Five years ago, only 5 percent of Raleigh's development occurred downtown, according to city estimates. Downtown building is now closer to a quarter of the city's overall growth, Planning Director Mitch Silver said.
"It's probably the biggest downtown boom we've ever seen," Silver said. "We changed some of the rules. It's now easier to build taller in downtown, and it seems Raleigh has gotten over its concern about height."
The revitalization of Fayetteville Street, the new downtown convention center set to open next year and growth in nearby entertainment districts like Glenwood South are credited for increasing interest in downtown living.
About 13,000 people move to Raleigh every year, and developer John Bruckel said it makes more economic sense to build up rather than out.
"You have to go up.
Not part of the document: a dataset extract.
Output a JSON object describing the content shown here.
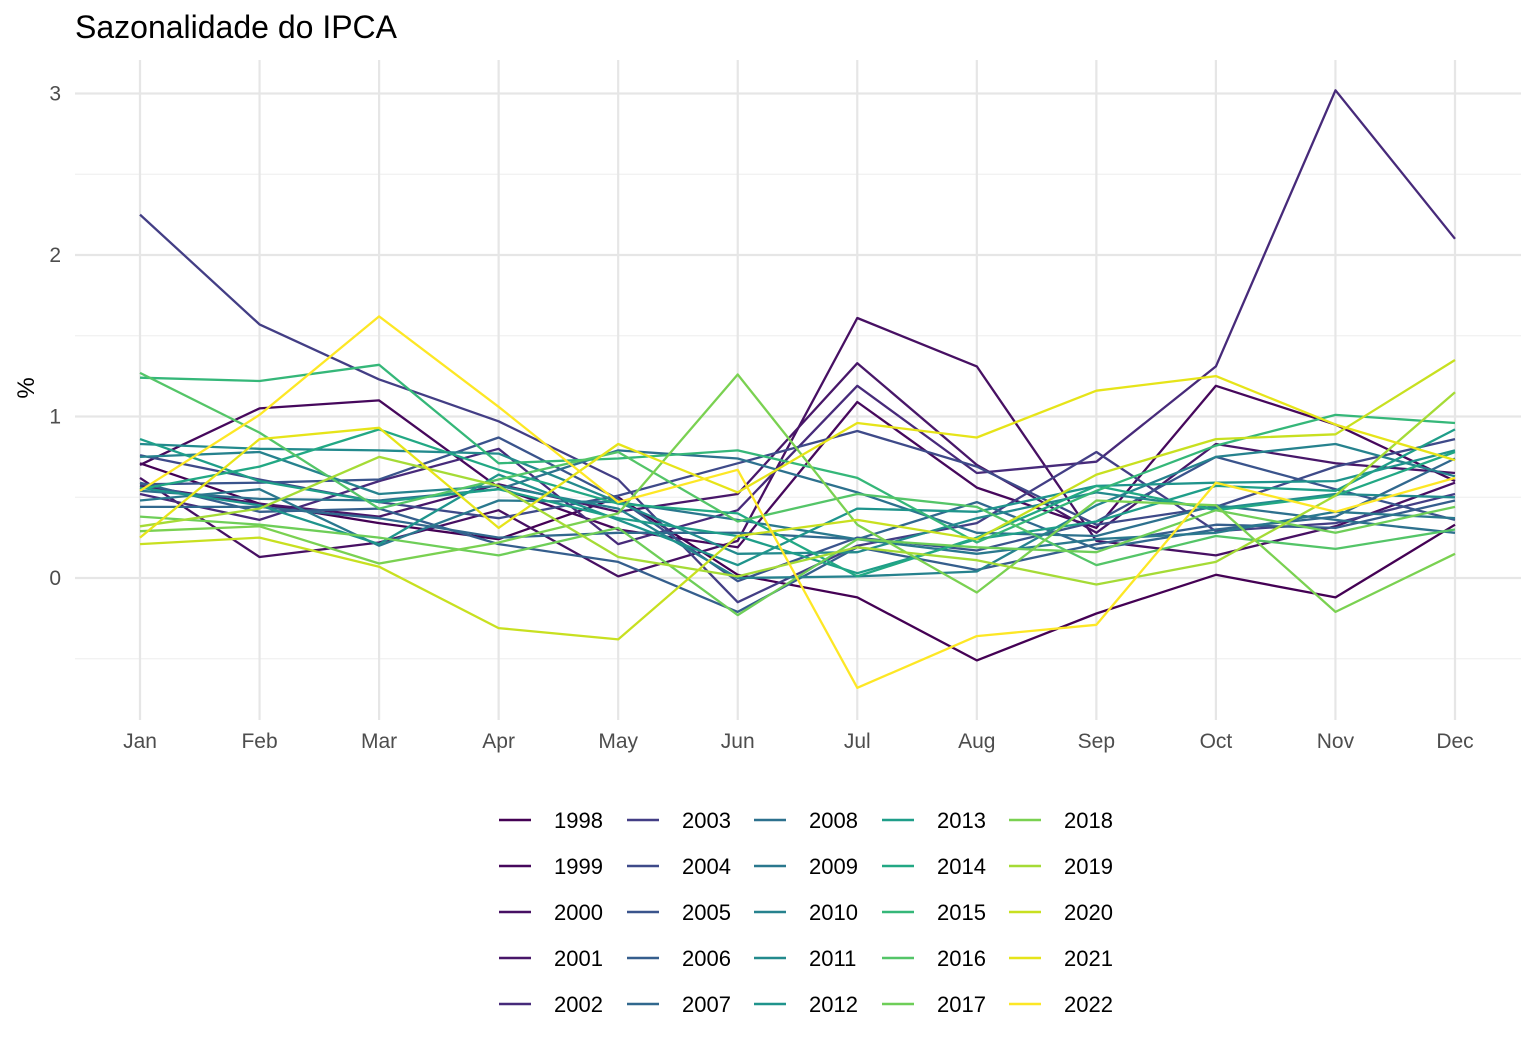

The land is becoming more expensive. You can get more units per acre the higher you go. It's a natural economic phenomenon," said Bruckel, whose Bloomsbury Estates condominium project is one of nearly a dozen residential high-rises under development.
"It's going to be a drastically different skyline a few years from now," he said.
Seven tall cranes working downtown are making that happen.
"We're seeing a nice mix of new uses coming to downtown. Because of the scarcity of land, vertical is an option," Silver said.